The complexity of a living cell cannot be generated with a simple program

Three hypotheses account for the origin of life on Earth:
1. Life was generated from non living matter, or Abiogenesis.
2. Life is prevalent in the universe, known as Panspermia. On Earth it began by seeds of life arriving from outer space.
3. Life was created, as described in the first chapter of Genesis.

1a. The first hypothesis was tested experimentally. A “primitive soup” containing atoms molecules and water was treated with high voltage, or irradiated with U.V. or x-rays. In the following days, some basic organic molecules that form the building blocks of modern life aggregated spontaneously, yet did not replicate.

2a. The British astronomer Fred Hoyle was the proponent of Panspermia http://www.panspermia.org, He believed that life on earth came from outer space.

3a. According to Genesis, life requires a different creation act than the rest of the universe.
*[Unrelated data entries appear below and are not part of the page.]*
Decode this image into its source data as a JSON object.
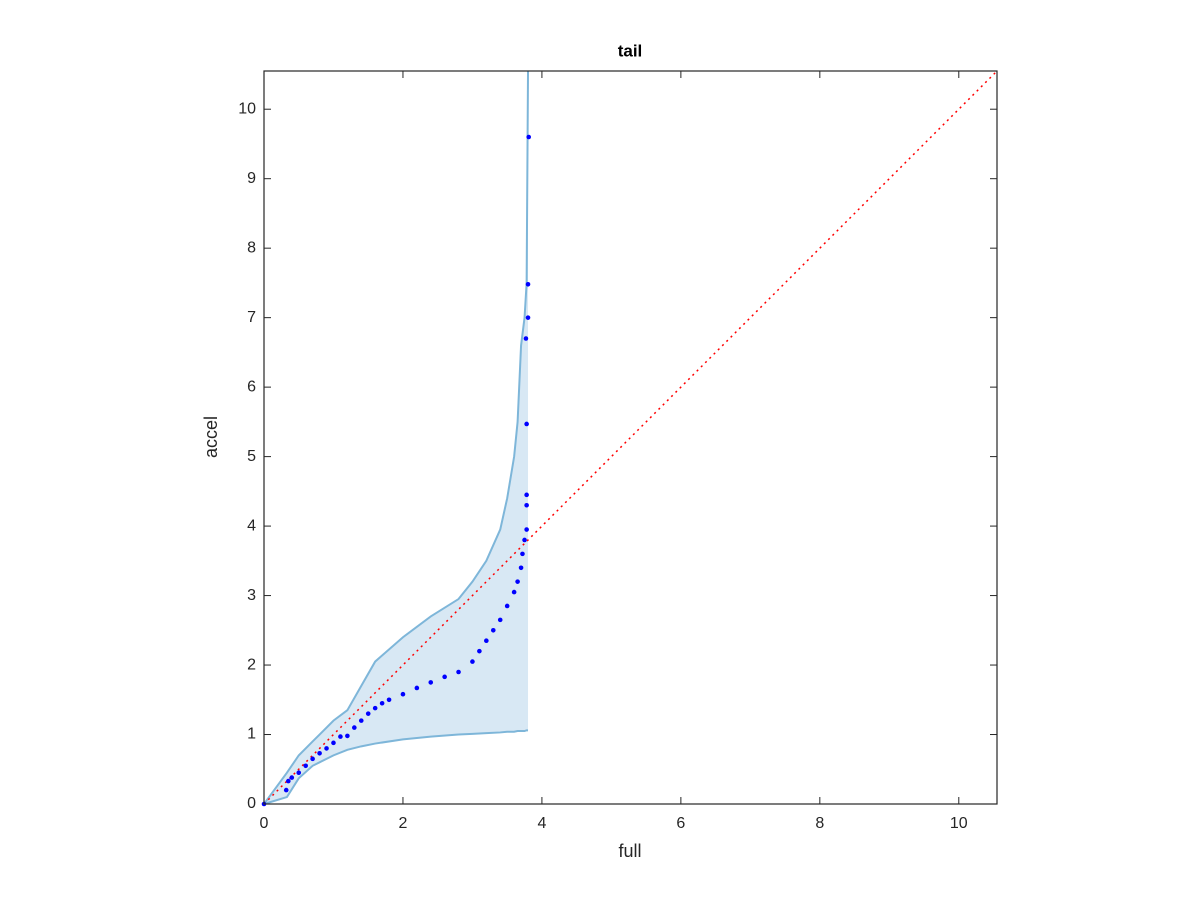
{
  "chart_data": {
    "type": "scatter",
    "title": "tail",
    "xlabel": "full",
    "ylabel": "accel",
    "xlim": [
      0,
      10.55
    ],
    "ylim": [
      0,
      10.55
    ],
    "xticks": [
      0,
      2,
      4,
      6,
      8,
      10
    ],
    "yticks": [
      0,
      1,
      2,
      3,
      4,
      5,
      6,
      7,
      8,
      9,
      10
    ],
    "grid": false,
    "points": {
      "color": "#0000ff",
      "x": [
        0,
        0.32,
        0.35,
        0.4,
        0.5,
        0.6,
        0.7,
        0.8,
        0.9,
        1.0,
        1.1,
        1.2,
        1.3,
        1.4,
        1.5,
        1.6,
        1.7,
        1.8,
        2.0,
        2.2,
        2.4,
        2.6,
        2.8,
        3.0,
        3.1,
        3.2,
        3.3,
        3.4,
        3.5,
        3.6,
        3.65,
        3.7,
        3.72,
        3.75,
        3.78,
        3.78,
        3.78,
        3.78,
        3.77,
        3.8,
        3.8,
        3.81
      ],
      "y": [
        0,
        0.2,
        0.33,
        0.38,
        0.45,
        0.55,
        0.65,
        0.73,
        0.8,
        0.88,
        0.97,
        0.98,
        1.1,
        1.2,
        1.3,
        1.38,
        1.45,
        1.5,
        1.58,
        1.67,
        1.75,
        1.83,
        1.9,
        2.05,
        2.2,
        2.35,
        2.5,
        2.65,
        2.85,
        3.05,
        3.2,
        3.4,
        3.6,
        3.8,
        3.95,
        4.3,
        4.45,
        5.47,
        6.7,
        7.0,
        7.48,
        9.6
      ]
    },
    "band": {
      "color": "#7eb6d9",
      "fill": "#d8e8f4",
      "x": [
        0,
        0.33,
        0.5,
        0.7,
        0.8,
        1.0,
        1.2,
        1.4,
        1.6,
        2.0,
        2.4,
        2.8,
        3.0,
        3.2,
        3.4,
        3.5,
        3.6,
        3.65,
        3.7,
        3.75,
        3.78,
        3.8
      ],
      "upper": [
        0,
        0.45,
        0.7,
        0.9,
        1.0,
        1.2,
        1.35,
        1.7,
        2.05,
        2.4,
        2.7,
        2.95,
        3.2,
        3.5,
        3.95,
        4.4,
        5.0,
        5.5,
        6.6,
        7.0,
        7.5,
        10.55
      ],
      "lower": [
        0,
        0.1,
        0.37,
        0.55,
        0.6,
        0.7,
        0.78,
        0.83,
        0.87,
        0.93,
        0.97,
        1.0,
        1.01,
        1.02,
        1.03,
        1.04,
        1.04,
        1.05,
        1.05,
        1.05,
        1.06,
        1.06
      ]
    },
    "reference": {
      "color": "#ff0000",
      "x": [
        0,
        10.55
      ],
      "y": [
        0,
        10.55
      ]
    }
  }
}
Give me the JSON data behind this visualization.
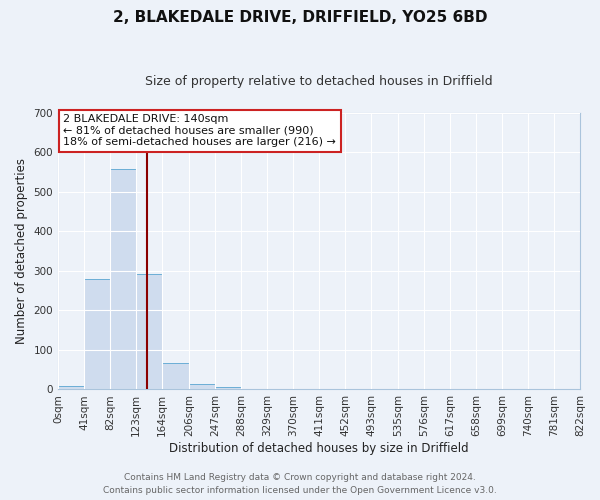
{
  "title": "2, BLAKEDALE DRIVE, DRIFFIELD, YO25 6BD",
  "subtitle": "Size of property relative to detached houses in Driffield",
  "xlabel": "Distribution of detached houses by size in Driffield",
  "ylabel": "Number of detached properties",
  "bin_edges": [
    0,
    41,
    82,
    123,
    164,
    206,
    247,
    288,
    329,
    370,
    411,
    452,
    493,
    535,
    576,
    617,
    658,
    699,
    740,
    781,
    822
  ],
  "bin_labels": [
    "0sqm",
    "41sqm",
    "82sqm",
    "123sqm",
    "164sqm",
    "206sqm",
    "247sqm",
    "288sqm",
    "329sqm",
    "370sqm",
    "411sqm",
    "452sqm",
    "493sqm",
    "535sqm",
    "576sqm",
    "617sqm",
    "658sqm",
    "699sqm",
    "740sqm",
    "781sqm",
    "822sqm"
  ],
  "counts": [
    8,
    280,
    558,
    292,
    68,
    13,
    5,
    0,
    0,
    0,
    0,
    0,
    0,
    0,
    0,
    0,
    0,
    0,
    0,
    0
  ],
  "bar_color": "#cfdcee",
  "bar_edge_color": "#6baed6",
  "vertical_line_x": 140,
  "vertical_line_color": "#8b0000",
  "ylim": [
    0,
    700
  ],
  "yticks": [
    0,
    100,
    200,
    300,
    400,
    500,
    600,
    700
  ],
  "annotation_line1": "2 BLAKEDALE DRIVE: 140sqm",
  "annotation_line2": "← 81% of detached houses are smaller (990)",
  "annotation_line3": "18% of semi-detached houses are larger (216) →",
  "footer1": "Contains HM Land Registry data © Crown copyright and database right 2024.",
  "footer2": "Contains public sector information licensed under the Open Government Licence v3.0.",
  "background_color": "#edf2f9",
  "grid_color": "#ffffff",
  "title_fontsize": 11,
  "subtitle_fontsize": 9,
  "axis_label_fontsize": 8.5,
  "tick_fontsize": 7.5,
  "annotation_fontsize": 8,
  "footer_fontsize": 6.5
}
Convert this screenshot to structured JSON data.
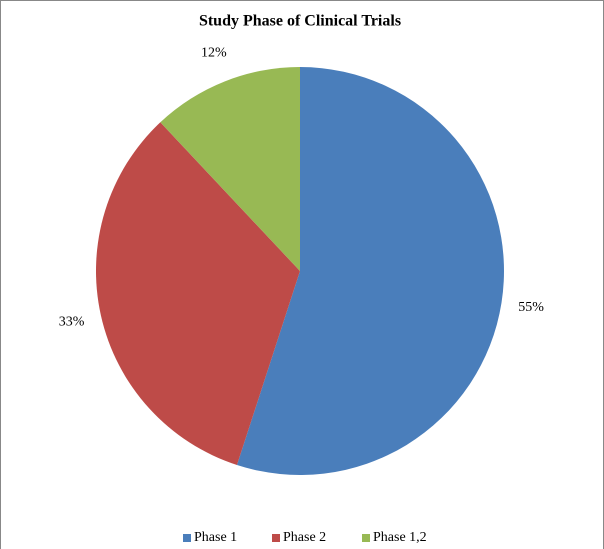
{
  "chart_data": {
    "type": "pie",
    "title": "Study Phase of Clinical Trials",
    "categories": [
      "Phase 1",
      "Phase 2",
      "Phase 1,2"
    ],
    "values": [
      55,
      33,
      12
    ],
    "value_labels": [
      "55%",
      "33%",
      "12%"
    ],
    "colors": [
      "#4a7ebb",
      "#be4b48",
      "#98b954"
    ],
    "legend": "bottom"
  }
}
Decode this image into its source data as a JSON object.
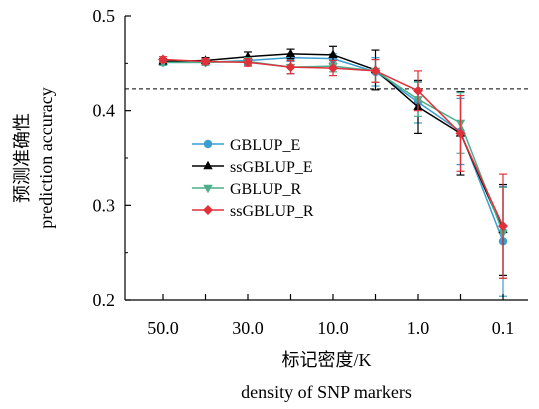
{
  "chart_data": {
    "type": "line",
    "title": "",
    "xlabel": "标记密度/K",
    "xlabel_en": "density of SNP markers",
    "ylabel": "预测准确性",
    "ylabel_en": "prediction accuracy",
    "x_categories": [
      "50.0",
      "",
      "30.0",
      "",
      "10.0",
      "",
      "1.0",
      "",
      "0.1"
    ],
    "ylim": [
      0.2,
      0.5
    ],
    "y_ticks": [
      0.2,
      0.3,
      0.4,
      0.5
    ],
    "y_tick_labels": [
      "0.2",
      "0.3",
      "0.4",
      "0.5"
    ],
    "reference_line": 0.423,
    "grid": false,
    "legend_position": "center-left",
    "series": [
      {
        "name": "GBLUP_E",
        "color": "#3a9ed0",
        "marker": "circle",
        "values": [
          0.451,
          0.451,
          0.453,
          0.456,
          0.455,
          0.441,
          0.409,
          0.378,
          0.262
        ],
        "errors": [
          0.003,
          0.003,
          0.004,
          0.004,
          0.005,
          0.015,
          0.022,
          0.035,
          0.058
        ]
      },
      {
        "name": "ssGBLUP_E",
        "color": "#000000",
        "marker": "triangle-up",
        "values": [
          0.452,
          0.453,
          0.457,
          0.46,
          0.459,
          0.443,
          0.404,
          0.376,
          0.274
        ],
        "errors": [
          0.003,
          0.003,
          0.005,
          0.005,
          0.009,
          0.021,
          0.028,
          0.044,
          0.048
        ]
      },
      {
        "name": "GBLUP_R",
        "color": "#4caf8c",
        "marker": "triangle-down",
        "values": [
          0.451,
          0.451,
          0.452,
          0.446,
          0.447,
          0.442,
          0.412,
          0.387,
          0.271
        ],
        "errors": [
          0.003,
          0.003,
          0.004,
          0.007,
          0.006,
          0.012,
          0.018,
          0.032,
          0.048
        ]
      },
      {
        "name": "ssGBLUP_R",
        "color": "#e0303a",
        "marker": "diamond",
        "values": [
          0.454,
          0.452,
          0.451,
          0.446,
          0.445,
          0.442,
          0.421,
          0.376,
          0.278
        ],
        "errors": [
          0.003,
          0.003,
          0.004,
          0.007,
          0.008,
          0.012,
          0.021,
          0.04,
          0.055
        ]
      }
    ]
  }
}
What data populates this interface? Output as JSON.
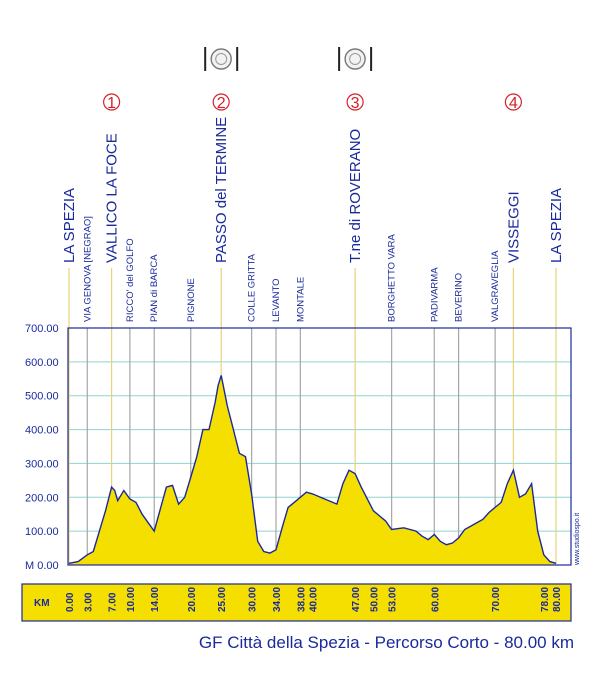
{
  "chart_data": {
    "type": "area",
    "title": "GF Città della Spezia - Percorso Corto - 80.00 km",
    "credit": "www.studiospo.it",
    "km_label": "KM",
    "ylim": [
      0,
      700
    ],
    "xlim": [
      0,
      80
    ],
    "y_ticks": [
      "M 0.00",
      "100.00",
      "200.00",
      "300.00",
      "400.00",
      "500.00",
      "600.00",
      "700.00"
    ],
    "km_ticks": [
      "0.00",
      "3.00",
      "7.00",
      "10.00",
      "14.00",
      "20.00",
      "25.00",
      "30.00",
      "34.00",
      "38.00",
      "40.00",
      "47.00",
      "50.00",
      "53.00",
      "60.00",
      "70.00",
      "78.00",
      "80.00"
    ],
    "profile": {
      "x": [
        0,
        1.5,
        3,
        4,
        5,
        6,
        7,
        7.5,
        8,
        9,
        10,
        11,
        12,
        14,
        16,
        17,
        18,
        19,
        20,
        21,
        22,
        23,
        24,
        24.5,
        25,
        26,
        27,
        28,
        29,
        30,
        31,
        32,
        33,
        34,
        35,
        36,
        37,
        38,
        39,
        40,
        42,
        44,
        45,
        46,
        47,
        48,
        50,
        51,
        52,
        53,
        55,
        57,
        58,
        59,
        60,
        61,
        62,
        63,
        64,
        65,
        66,
        68,
        69,
        70,
        71,
        72,
        73,
        74,
        75,
        76,
        77,
        78,
        79,
        80
      ],
      "y": [
        5,
        10,
        30,
        40,
        100,
        160,
        230,
        220,
        190,
        220,
        195,
        185,
        150,
        100,
        230,
        235,
        180,
        200,
        260,
        320,
        400,
        400,
        480,
        530,
        560,
        470,
        400,
        330,
        320,
        210,
        70,
        40,
        35,
        45,
        110,
        170,
        185,
        200,
        215,
        210,
        195,
        180,
        240,
        280,
        270,
        230,
        160,
        145,
        130,
        105,
        110,
        100,
        85,
        75,
        90,
        70,
        60,
        65,
        80,
        105,
        115,
        135,
        155,
        170,
        185,
        240,
        280,
        200,
        210,
        240,
        100,
        30,
        10,
        5
      ]
    },
    "waypoints": [
      {
        "name": "LA SPEZIA",
        "km": 0,
        "size": "big"
      },
      {
        "name": "VIA GENOVA [NEGRAO]",
        "km": 3,
        "size": "small"
      },
      {
        "name": "VALLICO LA FOCE",
        "km": 7,
        "size": "big",
        "marker": "1"
      },
      {
        "name": "RICCO' del GOLFO",
        "km": 10,
        "size": "small"
      },
      {
        "name": "PIAN di BARCA",
        "km": 14,
        "size": "small"
      },
      {
        "name": "PIGNONE",
        "km": 20,
        "size": "small"
      },
      {
        "name": "PASSO del TERMINE",
        "km": 25,
        "size": "big",
        "marker": "2",
        "food": true
      },
      {
        "name": "COLLE GRITTA",
        "km": 30,
        "size": "small"
      },
      {
        "name": "LEVANTO",
        "km": 34,
        "size": "small"
      },
      {
        "name": "MONTALE",
        "km": 38,
        "size": "small"
      },
      {
        "name": "T.ne di ROVERANO",
        "km": 47,
        "size": "big",
        "marker": "3",
        "food": true
      },
      {
        "name": "BORGHETTO VARA",
        "km": 53,
        "size": "small"
      },
      {
        "name": "PADIVARMA",
        "km": 60,
        "size": "small"
      },
      {
        "name": "BEVERINO",
        "km": 64,
        "size": "small"
      },
      {
        "name": "VALGRAVEGLIA",
        "km": 70,
        "size": "small"
      },
      {
        "name": "VISSEGGI",
        "km": 73,
        "size": "big",
        "marker": "4"
      },
      {
        "name": "LA SPEZIA",
        "km": 80,
        "size": "big"
      }
    ],
    "colors": {
      "fill": "#f5df00",
      "outline": "#1a2a9c",
      "label": "#1a2a9c",
      "marker": "#d4202a",
      "grid": "#8fd3cf",
      "yellow_line": "#e8d27a",
      "gray_line": "#a6a6a6"
    }
  }
}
Already Aristotle favored abiogenesis basing his hypothesis on the observed fact that some animals arise from putrid matter, or that plant lice arise from dew. In the 19th century this brand of abiogenesis was finally refuted by Louis Pasteur, which led to the conclusion that Life comes from Life (omne vivum e vivo). Yet the concept Life is too broad, and Rudolph Virchow replaced it with: Cells always emerge from cells (omnis cellula ex cellula).

The cell is the atom of life. If disrupted it dies. It is extremely complex. This complexity is conserved as such and passed from generation to generation. The first cells which appeared on earth were the archaea. They lack a nucleus and are called also prokaryotes. Then some invaded other cells, continued living in their cytoplasm, and became cell organelles, like mitochondria. (v. Lynn Margulis http://www.bio.umass.edu/faculty/biog/margulis.html ). In the same way cell nuclei were formed in eukaryotes.

The rest of the evolution can be summarized as a gradual assembly of cells into different organisms. When a sperm meets an ovum, both contribute to each other their enormous complexity. The complexity of the ovum cytoplasm surpasses its genetic complexity. Without this indispensable complexity which the two provide, life cannot exist.

There is a smooth transition between the inorganic and organic world. Atoms assemble into molecules, and molecules into complex macro molecules. None of these intermediary states actually lives. Life’s smallest atom is the cell.

Now imagine that life on earth is a computer, and its processes are computations. This bio-computer does not generate its complexity from scratch, or from some simple programs. It starts its computations from a baseline, the complexity of a cell. We ought therefore to distinguish between two kinds of complexity: NKS complexity, which can be generated with simple programs, and that of a cell, which cannot.

In order to exist, life needs a certain amount of complexity which initially arrived from outer space, and may have been arriving ever since.